Listen to the mustn’ts child

Listen to the don’ts.

Listen to the shouldn’ts

The impossible,

the wont’s.

Listen to the NEVER HAVES,

Then listen close to me…

Anything can happen, child.

ANYTHING can be.

Shel Silverstein, Where the Sidewalk Ends

For the past few weeks in science, the Blue Room has been exploring engineering through play with our blue brick blocks from Imagination Playground. These large foam blocks offer the children a fantastic opportunity to use their creativity and imagination to work together to design and build a number of different structures.

For the first week, the children were offered complete freedom to use the blocks in any way they chose. The first half group made a plane. The second half group designed an ocean cruise ship. Each vehicle was built to be equipped with engines, controls, seats, and even bathrooms. The second group decided to break down the boat and create a castle with ramparts, towers, flags, and a moat.

During the second week of exploration, the children were asked to create a “race course,” using the blocks to create a two-sided track that wound from one side of the gym to the other.

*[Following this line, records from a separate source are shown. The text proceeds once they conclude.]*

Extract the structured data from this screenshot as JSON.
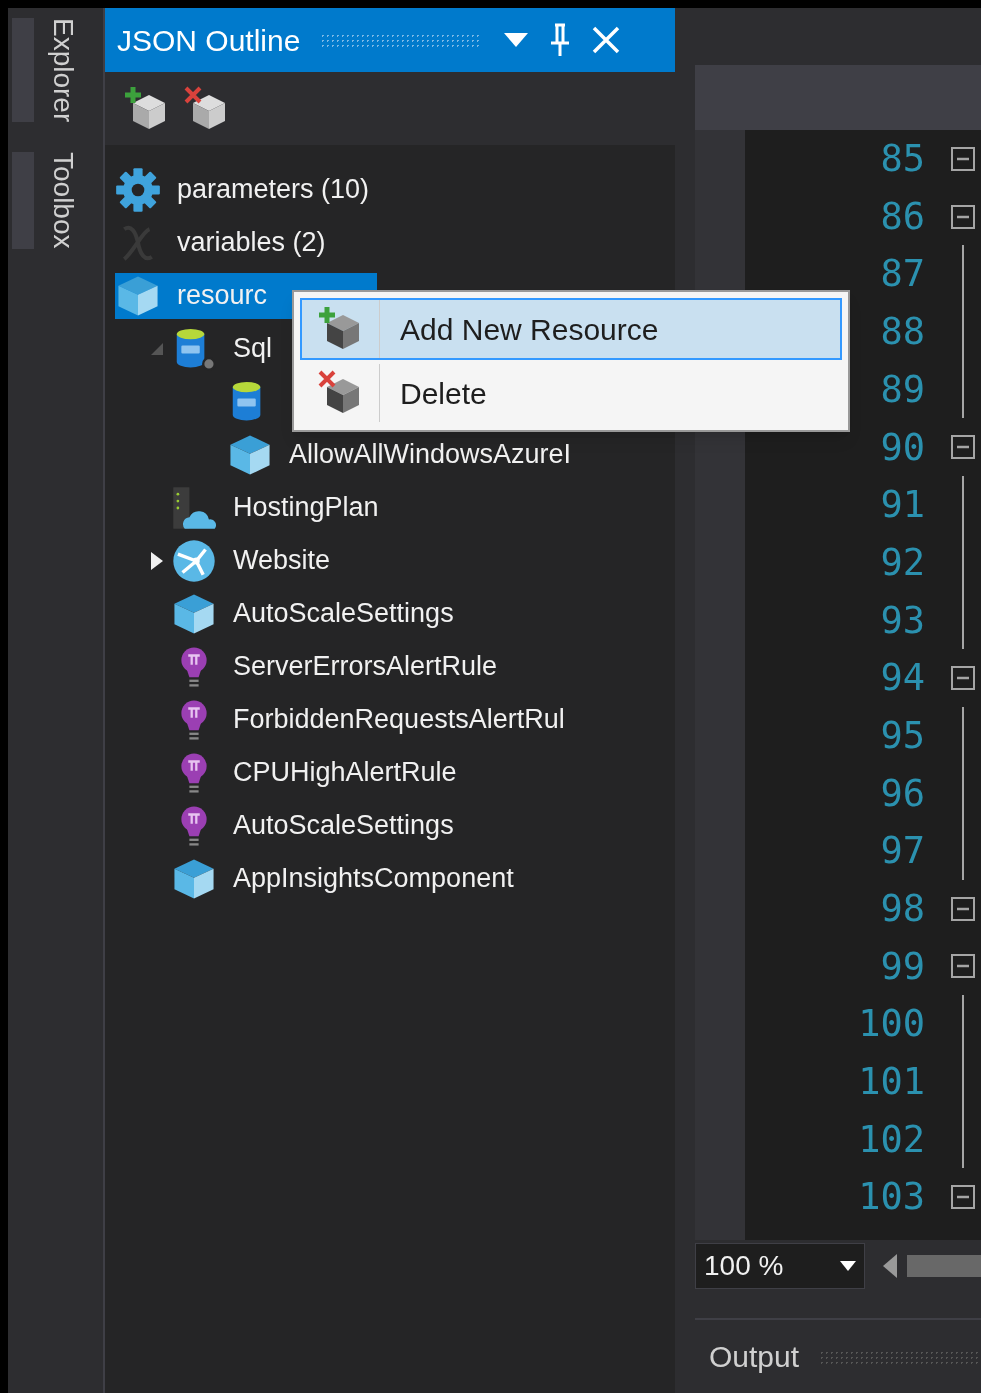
{
  "side_tabs": [
    {
      "label": "Explorer"
    },
    {
      "label": "Toolbox"
    }
  ],
  "panel": {
    "title": "JSON Outline"
  },
  "tree": [
    {
      "kind": "gear",
      "label": "parameters (10)",
      "selected": false
    },
    {
      "kind": "variable",
      "label": "variables (2)",
      "selected": false
    },
    {
      "kind": "cube",
      "label": "resourc",
      "selected": true,
      "children": [
        {
          "kind": "sql-server",
          "label": "Sql",
          "selected": false,
          "expanded": true,
          "children": [
            {
              "kind": "sql-db",
              "selected": false
            },
            {
              "kind": "cube",
              "label": "AllowAllWindowsAzureI",
              "selected": false
            }
          ]
        },
        {
          "kind": "hosting",
          "label": "HostingPlan",
          "selected": false
        },
        {
          "kind": "website",
          "label": "Website",
          "selected": false,
          "expanded": false
        },
        {
          "kind": "cube",
          "label": "AutoScaleSettings",
          "selected": false
        },
        {
          "kind": "bulb",
          "label": "ServerErrorsAlertRule",
          "selected": false
        },
        {
          "kind": "bulb",
          "label": "ForbiddenRequestsAlertRul",
          "selected": false
        },
        {
          "kind": "bulb",
          "label": "CPUHighAlertRule",
          "selected": false
        },
        {
          "kind": "bulb",
          "label": "AutoScaleSettings",
          "selected": false
        },
        {
          "kind": "cube",
          "label": "AppInsightsComponent",
          "selected": false
        }
      ]
    }
  ],
  "context_menu": [
    {
      "kind": "add",
      "label": "Add New Resource",
      "selected": true
    },
    {
      "kind": "delete",
      "label": "Delete",
      "selected": false
    }
  ],
  "editor": {
    "lines": [
      {
        "number": "85",
        "foldable": true
      },
      {
        "number": "86",
        "foldable": true
      },
      {
        "number": "87",
        "foldable": false
      },
      {
        "number": "88",
        "foldable": false
      },
      {
        "number": "89",
        "foldable": false
      },
      {
        "number": "90",
        "foldable": true
      },
      {
        "number": "91",
        "foldable": false
      },
      {
        "number": "92",
        "foldable": false
      },
      {
        "number": "93",
        "foldable": false
      },
      {
        "number": "94",
        "foldable": true
      },
      {
        "number": "95",
        "foldable": false
      },
      {
        "number": "96",
        "foldable": false
      },
      {
        "number": "97",
        "foldable": false
      },
      {
        "number": "98",
        "foldable": true
      },
      {
        "number": "99",
        "foldable": true
      },
      {
        "number": "100",
        "foldable": false
      },
      {
        "number": "101",
        "foldable": false
      },
      {
        "number": "102",
        "foldable": false
      },
      {
        "number": "103",
        "foldable": true
      }
    ],
    "zoom": "100 %"
  },
  "output": {
    "title": "Output"
  }
}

They were then asked to see if they could race balls down the path they had created. They wanted a challenge, so they added jumping balls with handles. Interestingly, the second half group, tired of the challenge, decided to break down the track and create a cargo ship.

For the third week, the children were again able to create anything they wanted, but they had to work together, each child bringing one block at a time to their workspace: the children had to design something one child at a time, one block at a time. As each student added a block to the space, they began to work together, discussing what they wished to build. Choices ranged from boats and planes to castles, houses, and skyscrapers. Sitting watching their peers, the students were conscientious and thoughtful during the building process.

The students are also working through concepts in physics and math, such as spatial awareness, measurement, size, weight, structural integrity, & support systems. Children learn the names of geometric shapes, including square, circle, triangle, and rectangle but also hexagon, octagon, polygon, trapezoid, rhombus, & cylinder.

Working through a STEAM (Science, Technology, Engineering, Arts, and Mathematics) process and using the scientific method with no explicit direction, the students were able to:

Identify the Problem

Investigate

Plan

Create

Test

Communicate

Improve

The goal of engineering is problem-solving. During the engineering process, children discover how the items in the world around them are constructed and how they work. Imagination and creativity in play support the process of solving problems in engineering for young children. The best way for children to start developing a conceptual understanding of how things work and are built is to explore. An environment offering ample opportunities to create and develop designs benefits this process. Baskets filled with loose parts (rocks, buttons, scraps of wood, paper, etc.) plus other items such as scissors, tape, string, glue, and various sizes & shapes of containers all offer an incentive for engineering in play.